Is this actually "RAG," and is it better?

Strictly, yes: it retrieves before it generates, and the generation is conditioned on what's retrieved. But it's a narrow slice of what RAG can mean. There's no chunking (each runbook is embedded as one flat document), no re-ranking step, no hybrid retrieval, and no evaluation loop telling me whether the right runbook actually got surfaced for a given question. It's RAG sized correctly for the problem: a small, static, keyword-friendly knowledge base where the cost of building anything more elaborate would have outweighed the benefit.

Whether BM25-over-ChromaDB was "better" depends on what you're optimizing for. For retrieval quality on a larger, more varied corpus, an embedding-based approach would win, since BM25 degrades once questions stop reusing the document's own vocabulary. But for this deployment, with this knowledge base size and this hosting constraint, dropping the vector store was unambiguously the right call: it eliminated an entire class of deployment failures and removed a dependency for a problem that ten short documents don't actually need solved with embeddings.

If I were extending this rather than rebuilding it, the next real upgrades would be a basic retrieval eval (even just "did the correct runbook end up in the top 4 for a labeled set of test questions"), splitting the longer runbooks into smaller chunks so the model gets more relevant text per retrieved slot, and a hybrid approach once the knowledge base grows past roughly fifty documents. Somewhere around that scale, pure keyword overlap stops being enough to catch the paraphrased queries vector search handles for free.

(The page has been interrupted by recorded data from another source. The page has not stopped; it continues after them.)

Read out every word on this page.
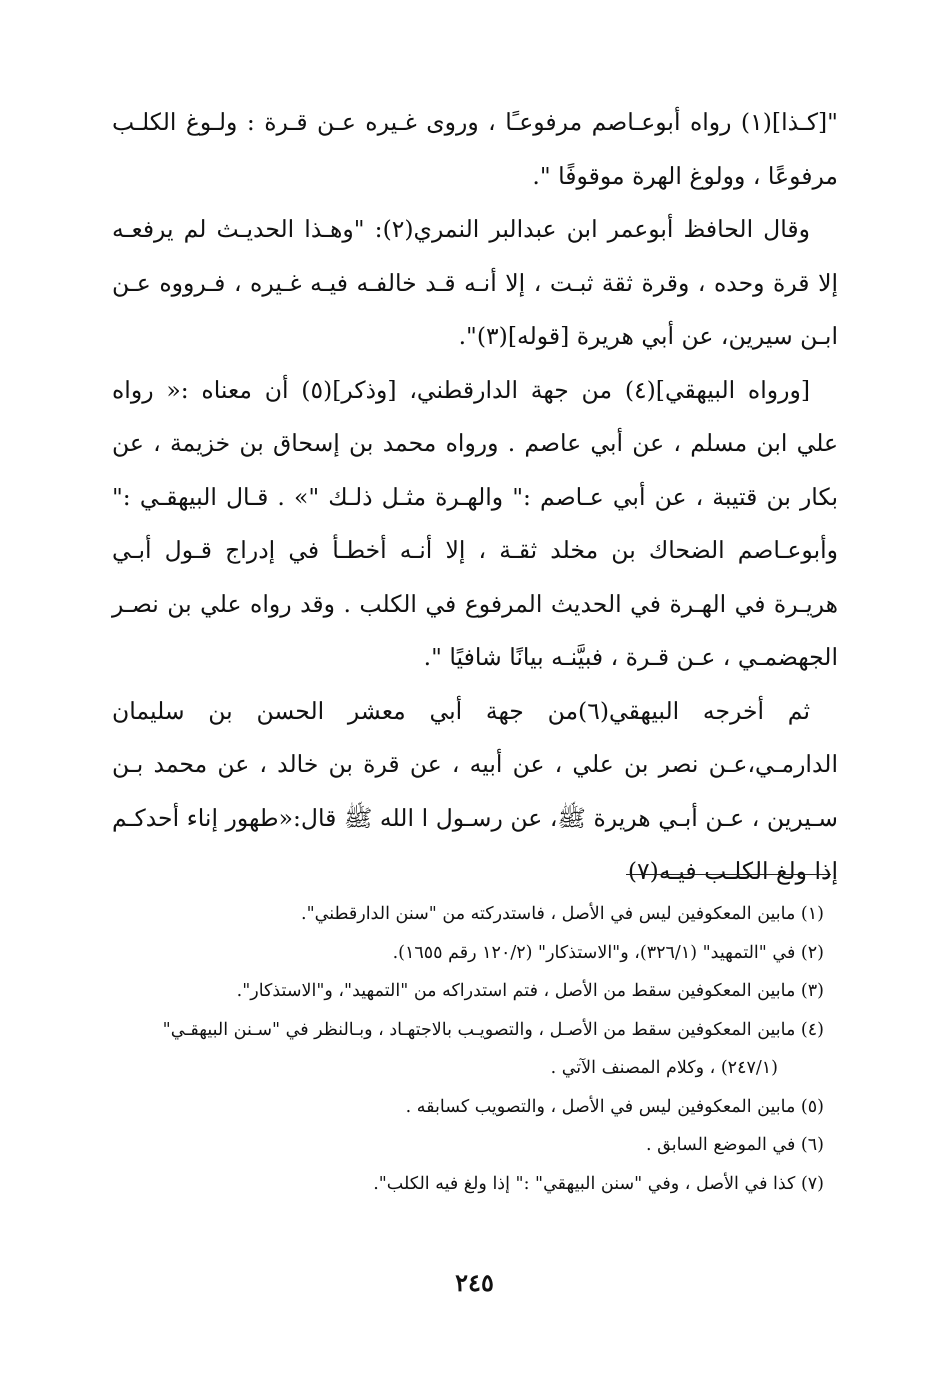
"[كـذا](١) رواه أبوعـاصم مرفوعـًا ، وروى غـيره عـن قـرة : ولـوغ الكلـب مرفوعًا ، وولوغ الهرة موقوفًا ".

وقال الحافظ أبوعمر ابن عبدالبر النمري(٢): "وهـذا الحديـث لم يرفعـه إلا قرة وحده ، وقرة ثقة ثبـت ، إلا أنـه قـد خالفـه فيـه غـيره ، فـرووه عـن ابـن سيرين، عن أبي هريرة [قوله](٣)".

[ورواه البيهقي](٤) من جهة الدارقطني، [وذكر](٥) أن معناه :« رواه علي ابن مسلم ، عن أبي عاصم . ورواه محمد بن إسحاق بن خزيمة ، عن بكار بن قتيبة ، عن أبي عـاصم :" والهـرة مثـل ذلـك "» . قـال البيهقـي :" وأبوعـاصم الضحاك بن مخلد ثقـة ، إلا أنـه أخطـأ في إدراج قـول أبـي هريـرة في الهـرة في الحديث المرفوع في الكلب . وقد رواه علي بن نصـر الجهضمـي ، عـن قـرة ، فبيَّنـه بيانًا شافيًا ".

ثم أخرجه البيهقي(٦)من جهة أبي معشر الحسن بن سليمان الدارمـي،عـن نصر بن علي ، عن أبيه ، عن قرة بن خالد ، عن محمد بـن سـيرين ، عـن أبـي هريرة ﷺ، عن رسـول ا الله ﷺ قال:«طهور إناء أحدكـم إذا ولغ الكلـب فيـه(٧)

(١) مابين المعكوفين ليس في الأصل ، فاستدركته من "سنن الدارقطني".

(٢) في "التمهيد" (٣٢٦/١)، و"الاستذكار" (١٢٠/٢ رقم ١٦٥٥).

(٣) مابين المعكوفين سقط من الأصل ، فتم استدراكه من "التمهيد"، و"الاستذكار".

(٤) مابين المعكوفين سقط من الأصـل ، والتصويـب بالاجتهـاد ، وبـالنظر في "سـنن البيهقـي"

(٢٤٧/١) ، وكلام المصنف الآتي .

(٥) مابين المعكوفين ليس في الأصل ، والتصويب كسابقه .

(٦) في الموضع السابق .

(٧) كذا في الأصل ، وفي "سنن البيهقي" :" إذا ولغ فيه الكلب".

٢٤٥
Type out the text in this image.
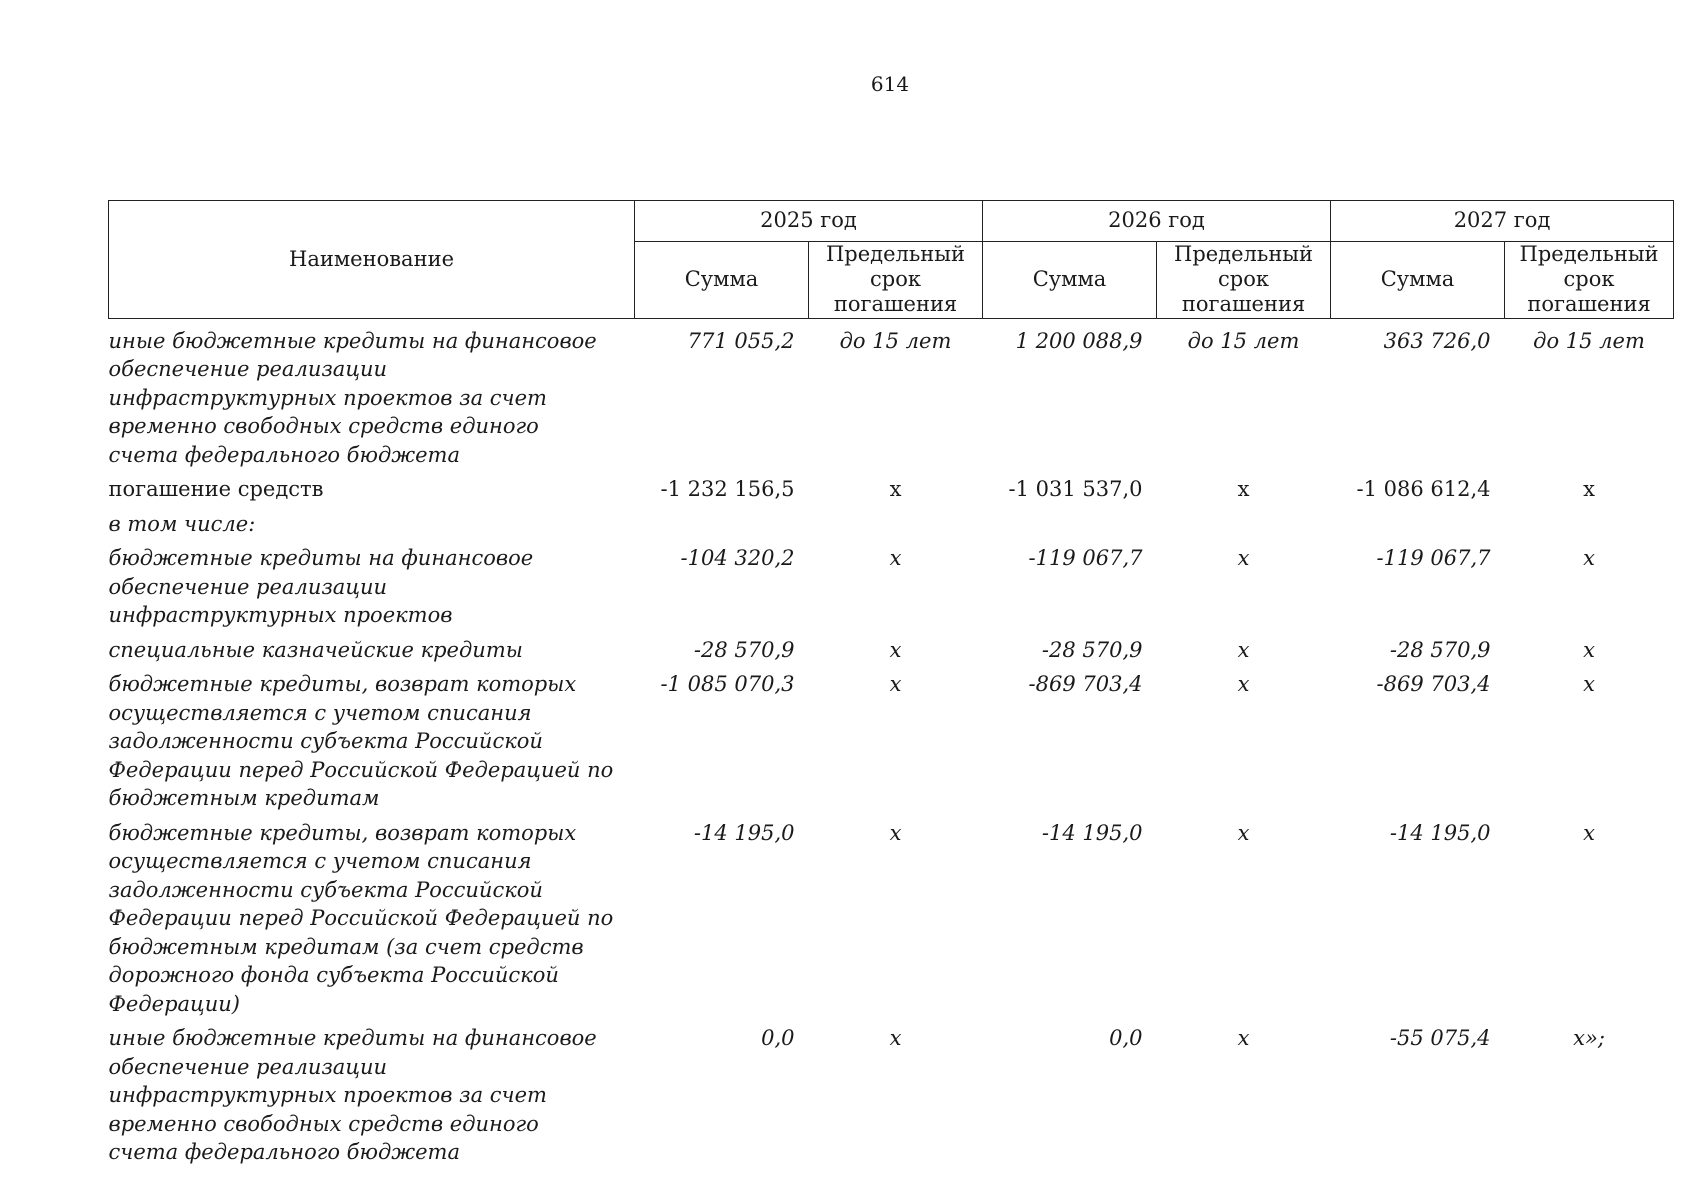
614
Наименование	2025 год		2026 год		2027 год	
	Сумма	Предельный срок погашения	Сумма	Предельный срок погашения	Сумма	Предельный срок погашения

иные бюджетные кредиты на финансовое обеспечение реализации инфраструктурных проектов за счет временно свободных средств единого счета федерального бюджета	771 055,2	до 15 лет	1 200 088,9	до 15 лет	363 726,0	до 15 лет
погашение средств	-1 232 156,5	х	-1 031 537,0	х	-1 086 612,4	х
в том числе:						
бюджетные кредиты на финансовое обеспечение реализации инфраструктурных проектов	-104 320,2	х	-119 067,7	х	-119 067,7	х
специальные казначейские кредиты	-28 570,9	х	-28 570,9	х	-28 570,9	х
бюджетные кредиты, возврат которых осуществляется с учетом списания задолженности субъекта Российской Федерации перед Российской Федерацией по бюджетным кредитам	-1 085 070,3	х	-869 703,4	х	-869 703,4	х
бюджетные кредиты, возврат которых осуществляется с учетом списания задолженности субъекта Российской Федерации перед Российской Федерацией по бюджетным кредитам (за счет средств дорожного фонда субъекта Российской Федерации)	-14 195,0	х	-14 195,0	х	-14 195,0	х
иные бюджетные кредиты на финансовое обеспечение реализации инфраструктурных проектов за счет временно свободных средств единого счета федерального бюджета	0,0	х	0,0	х	-55 075,4	х»;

That's also roughly the direction I went on a separate project, AskMyDoc, where I paired BM25 with ChromaDB in a hybrid retriever, added HyDE-style query rewriting to bridge the vocabulary gap, and built a RAGAS-based evaluation harness to actually measure retrieval quality instead of eyeballing it. SmartQueue's BM25-only pipeline was the right tool for a ten-document, single-container helpdesk demo. It's not the pipeline I'd reach for if the knowledge base were a thousand documents instead of ten, but knowing the difference, and being able to justify it with a real deployment failure rather than a hunch, is the actual lesson this project taught me.